Birds & Bergs
FI to Signy
Just as we were starting to get into the swing of being on the water we've returned to dry land and the relative civilisation of the Falkland Islands. We arrived on Sunday afternoon, cruised around the Islands to Mare Harbour, then stopped just outside for the rest of Sunday. It was nice to see the land all around us and not have the boat bounce about like a mouse tormented by a playful cat, but it would have been better still if we'd been able to stand on something solid, and walk more than eighty meters from anywhere else. The weather was kind, though, and we were warm enough in the sun to sit out for some time before a little party to celebrate passing the Captain's weekly cabin inspection.
On Monday the anchor was pulled back up and we made our way slowly into the dock at Mare Harbour. It's a very small dock, one of only two ports run by the army, in the middle of nowhere in particular. We are sharing the dock with a patrol boat and a destroyer but mostly keep ourselves to ourselves.
Having landed we had work to do, sorting and shifting fresh food for our first call at all the bases, throwing bags of onions and spuds down lines snaking through doors and down stairways. Hard work, but welcome after a week of nothing much. That complete, and a supply of cucumbers secured for Hound Bay, we went on shore leave.
The land near the port is a barren sand-marsh, with tougher dunes popping out here and there. Local landmarks include the rubbish tip, and the road away to Mount Pleasant. A pill box here and there, and fences dangling red markers remind you to keep on the path when out for a walk. As we only had half a day left on Monday, we wondered about an hour from the ship to Bertha's Bay, where we hoped to find a penguin colony. The colony seemed to have wondered off, but a few oyster catchers (black, skittish, with red-biro-beaks pointing forwards, beep like a digital watch), upland geese, sheep and unidentified little birds that dashed around the edge of the sea kept us company instead.

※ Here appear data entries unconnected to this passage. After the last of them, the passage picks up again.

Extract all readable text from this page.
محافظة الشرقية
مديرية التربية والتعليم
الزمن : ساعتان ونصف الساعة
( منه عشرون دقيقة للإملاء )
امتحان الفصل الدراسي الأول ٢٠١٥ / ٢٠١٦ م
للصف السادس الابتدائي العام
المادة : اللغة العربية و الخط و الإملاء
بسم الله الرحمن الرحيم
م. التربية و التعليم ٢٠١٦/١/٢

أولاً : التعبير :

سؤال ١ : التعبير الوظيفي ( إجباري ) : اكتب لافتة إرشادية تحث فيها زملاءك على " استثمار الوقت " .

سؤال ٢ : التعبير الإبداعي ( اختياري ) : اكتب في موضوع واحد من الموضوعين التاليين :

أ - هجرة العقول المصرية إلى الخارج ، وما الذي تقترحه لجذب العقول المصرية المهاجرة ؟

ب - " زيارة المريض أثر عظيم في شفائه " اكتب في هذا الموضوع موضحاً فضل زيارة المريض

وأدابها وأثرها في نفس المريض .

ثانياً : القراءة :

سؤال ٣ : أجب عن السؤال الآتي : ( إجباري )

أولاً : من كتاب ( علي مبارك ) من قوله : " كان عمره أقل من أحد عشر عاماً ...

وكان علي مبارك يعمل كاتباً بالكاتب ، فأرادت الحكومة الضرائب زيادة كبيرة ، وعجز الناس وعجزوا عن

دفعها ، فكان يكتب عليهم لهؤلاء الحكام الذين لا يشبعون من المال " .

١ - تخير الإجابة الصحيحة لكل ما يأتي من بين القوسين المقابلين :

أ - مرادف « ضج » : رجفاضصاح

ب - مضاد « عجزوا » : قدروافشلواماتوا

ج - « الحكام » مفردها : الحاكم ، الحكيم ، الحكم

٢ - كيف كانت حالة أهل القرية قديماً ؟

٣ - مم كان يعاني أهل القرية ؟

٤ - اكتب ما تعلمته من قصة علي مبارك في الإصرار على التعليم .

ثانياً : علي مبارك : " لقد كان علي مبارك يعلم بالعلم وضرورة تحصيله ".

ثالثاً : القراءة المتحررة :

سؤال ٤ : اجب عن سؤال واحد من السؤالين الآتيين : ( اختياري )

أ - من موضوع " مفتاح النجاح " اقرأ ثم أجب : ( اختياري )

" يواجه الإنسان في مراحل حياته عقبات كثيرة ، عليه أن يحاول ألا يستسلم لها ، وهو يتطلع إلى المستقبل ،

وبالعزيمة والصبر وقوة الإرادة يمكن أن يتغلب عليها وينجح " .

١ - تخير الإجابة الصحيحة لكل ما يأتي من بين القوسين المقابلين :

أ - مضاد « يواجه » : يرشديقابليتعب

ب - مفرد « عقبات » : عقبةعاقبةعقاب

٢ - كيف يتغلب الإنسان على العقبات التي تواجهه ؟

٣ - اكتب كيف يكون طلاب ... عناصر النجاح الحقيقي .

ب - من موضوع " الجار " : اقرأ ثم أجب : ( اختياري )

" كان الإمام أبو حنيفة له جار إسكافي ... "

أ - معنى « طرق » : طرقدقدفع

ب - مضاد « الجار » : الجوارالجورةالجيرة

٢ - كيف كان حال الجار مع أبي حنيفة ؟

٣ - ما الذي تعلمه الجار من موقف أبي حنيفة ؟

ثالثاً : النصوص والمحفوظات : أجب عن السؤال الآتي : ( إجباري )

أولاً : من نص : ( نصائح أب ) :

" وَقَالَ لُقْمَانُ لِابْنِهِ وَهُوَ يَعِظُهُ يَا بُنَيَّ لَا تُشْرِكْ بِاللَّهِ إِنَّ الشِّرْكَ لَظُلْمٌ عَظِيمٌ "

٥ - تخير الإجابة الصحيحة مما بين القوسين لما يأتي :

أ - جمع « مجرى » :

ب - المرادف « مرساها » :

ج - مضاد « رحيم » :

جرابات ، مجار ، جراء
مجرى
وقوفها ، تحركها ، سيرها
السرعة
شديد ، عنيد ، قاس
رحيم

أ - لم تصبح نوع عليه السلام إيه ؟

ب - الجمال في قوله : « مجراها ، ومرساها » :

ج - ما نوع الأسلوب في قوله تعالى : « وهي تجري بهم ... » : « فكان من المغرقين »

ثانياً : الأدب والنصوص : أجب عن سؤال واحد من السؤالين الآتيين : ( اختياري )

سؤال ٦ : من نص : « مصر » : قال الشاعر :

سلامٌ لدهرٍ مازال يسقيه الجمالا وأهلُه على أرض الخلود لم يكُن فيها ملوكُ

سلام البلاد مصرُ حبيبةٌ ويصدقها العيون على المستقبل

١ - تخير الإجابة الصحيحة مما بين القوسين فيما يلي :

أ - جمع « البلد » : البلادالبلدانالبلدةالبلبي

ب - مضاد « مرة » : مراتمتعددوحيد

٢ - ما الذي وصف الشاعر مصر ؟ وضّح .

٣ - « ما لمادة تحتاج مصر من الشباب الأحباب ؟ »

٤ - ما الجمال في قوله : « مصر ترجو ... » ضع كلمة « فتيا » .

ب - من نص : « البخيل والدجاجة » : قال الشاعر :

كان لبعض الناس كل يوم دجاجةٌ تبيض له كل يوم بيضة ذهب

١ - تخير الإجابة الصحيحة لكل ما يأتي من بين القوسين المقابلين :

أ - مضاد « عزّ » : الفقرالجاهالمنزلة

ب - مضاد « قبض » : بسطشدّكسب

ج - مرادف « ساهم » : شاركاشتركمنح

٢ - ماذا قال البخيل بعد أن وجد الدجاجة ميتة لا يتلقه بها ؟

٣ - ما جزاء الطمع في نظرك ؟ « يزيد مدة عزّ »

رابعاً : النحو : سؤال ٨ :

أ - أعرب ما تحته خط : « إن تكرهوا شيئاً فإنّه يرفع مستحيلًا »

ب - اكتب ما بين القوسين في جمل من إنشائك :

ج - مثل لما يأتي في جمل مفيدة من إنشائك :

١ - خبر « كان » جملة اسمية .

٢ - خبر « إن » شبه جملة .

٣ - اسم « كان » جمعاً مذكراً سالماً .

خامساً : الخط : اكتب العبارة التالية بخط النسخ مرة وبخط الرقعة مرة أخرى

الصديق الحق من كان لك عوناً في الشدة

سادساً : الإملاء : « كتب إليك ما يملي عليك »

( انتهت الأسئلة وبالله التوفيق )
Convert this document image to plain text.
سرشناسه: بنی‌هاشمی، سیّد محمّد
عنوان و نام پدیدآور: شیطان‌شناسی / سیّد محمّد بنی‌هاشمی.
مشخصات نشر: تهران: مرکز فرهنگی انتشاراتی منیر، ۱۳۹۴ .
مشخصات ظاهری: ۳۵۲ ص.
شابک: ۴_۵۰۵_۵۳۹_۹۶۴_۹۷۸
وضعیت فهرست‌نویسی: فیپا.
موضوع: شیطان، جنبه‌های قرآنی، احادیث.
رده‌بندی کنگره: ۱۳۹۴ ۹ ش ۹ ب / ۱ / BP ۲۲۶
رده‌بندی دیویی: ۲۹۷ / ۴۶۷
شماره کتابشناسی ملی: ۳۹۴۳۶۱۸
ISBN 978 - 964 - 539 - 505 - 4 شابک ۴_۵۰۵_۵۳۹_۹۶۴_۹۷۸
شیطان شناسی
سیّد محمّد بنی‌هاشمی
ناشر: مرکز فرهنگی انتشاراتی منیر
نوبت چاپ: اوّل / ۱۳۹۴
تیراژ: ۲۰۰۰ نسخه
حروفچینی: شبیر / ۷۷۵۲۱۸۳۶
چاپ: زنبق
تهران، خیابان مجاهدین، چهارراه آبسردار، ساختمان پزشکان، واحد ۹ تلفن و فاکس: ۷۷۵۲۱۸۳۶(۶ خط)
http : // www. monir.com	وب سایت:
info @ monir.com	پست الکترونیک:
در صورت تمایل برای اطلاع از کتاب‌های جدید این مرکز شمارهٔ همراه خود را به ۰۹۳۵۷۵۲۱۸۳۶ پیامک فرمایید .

Seeing we are English, and there was ocean, Julius and I went for a little paddle in the chilly waters. Just as we had dusted off our feet and set off back to the ship, a little Gentoo penguin appeared in the distance, waddled along the waves, and carried on past us to the other end of the beach. Another first (of many) for the trip.
For the evening we headed up to Mount Pleasant, the main military garrison on the Islands, to play a bit of pool, use the bowling alleys and drink a bit of beer in a proper pub. Well, something close to a proper pub. The base, main claim to fame: longest corridor in the world, feels quite like Butlins, but with guns.
Today (Tuesday) we had a full day available and went on the bus into Stanley, about an hour away. The scenery on the way is unremarkable, like the highlands without the grandeur, or a flatter sort of Dartmoor. They have some odd rock formations which look like streams of boulders rather than water, like trenches dug out downhill then carefully packed in with stones. Otherwise everything is scrubby green and brown.
Stanley is compact. Neat tiers of tin houses, white walls, red, green or blue roofs. Firey gorse bushes in full yellow bloom. Shipwrecks dotted here and there. Hordes of passengers off cruise ships meander about and get in the way (we think the population of Stanley about tripled). We had a walk around town, visited every shop, found nothing to buy, filled in a few postcards.
Stanley exhausted, and the tourists exhausting , we set off for a walk to nearby Gypsy cove. The route takes you out of Stanley through its industrial estate, past the upturned beached refrigerator that is the port, then away from town past dramatic shipwrecks, with constant views back down the bay to Stanley scattered beneath a menacing sky, brooding hills in the background.
Gypsy cove was then over the brow of a hill and, it turns out, at the end of a road from town, foiling our attempts to escape the wobbling cruisers. The bay is unspoilt as the Argentinians planted a minefield under the penguins, a conservation measure untried elsewhere. There is a bit of a penguin themepark as a path winds down past the beach. There are a few penguins here, Magellans (I think), which live in holes in the ground but otherwise act like penguins should. Watching them swim in the shallows was great, as they abandon their ungainly waddle to dart about in their proper element.
The menacing sky then made good on its promise, and dumped water on us the whole way home. I'm now back on the ship, we expect to sail at 1700 on Wednesday.
(The penguins will appear in the Halley Advent Calendar shortly.)